Google’s parent company Alphabet Inc said on Wednesday that it will open a new state-of-the-art artificial intelligence (AI) center in China. This will be one of its kind AI center run by Google in entire Asia. It will conduct similar research work in AI as is being conducted at Google’s other AI centers in cities like New York, Toronto, London and Zurich.
Google’s parent company said that this center is going to be operated by locally hired talents who will operate from firm’s existing Beijing office.
This new Chinese center will add another chapter to Google’s push to apply AI’s breakthrough technology into various facets of human life.

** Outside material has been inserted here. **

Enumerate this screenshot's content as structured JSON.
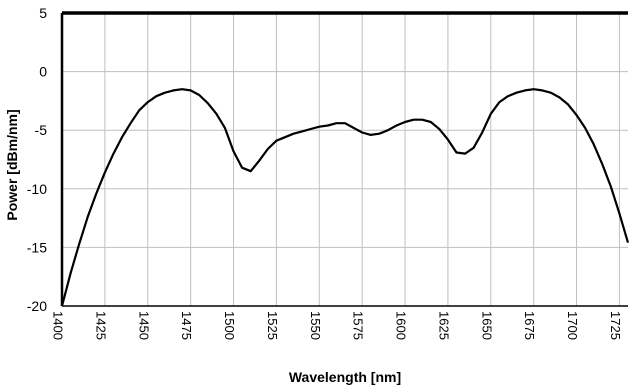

From self-driving car, cloud computing, mobile operating system to space research, the search giant is going full throttle in its exciting quest to explore AI’s potential.
China will also stand to benefit from this initiative, especially when the country’s communist government is more than willing to take a big leap in AI. Earlier this year, China unveiled its national policy for AI, urging the country’s tech community to catch up with the U.S. Although big Chinese companies like Baidu and Tencent are operating their own AI research, the country is believed to be still lagging behind the U.S. and other western countries.
China’s AI push, however, has raised level of panic at many quarters. Many human right experts have expressed genuine fear that the Chinese government may use AI’s potential to monitor its citizens. The Asian giant holds notorious track record in human rights and internet censorship.
China’s strict internet censorship has led to the ouster of many well-known products run by several tech giants including Google. For instance, Google search is been banned in China for well over seven years now. Other global internet products like Facebook and Twitter are also banned in the country. But such is the irresistible lure of the Chinese market that Google and Facebook are leaving no stone unturned in making a possible comeback into China. This is reflected by the fact that both companies’ respective CEOs make regular trips to China in an apparent attempt to appease the Chinese leadership.
Only time will tell whether these efforts will succeed or not, but Google’s decision to zero on China for its first Asian AI center yet again shows the irresistible pull of Chinese market.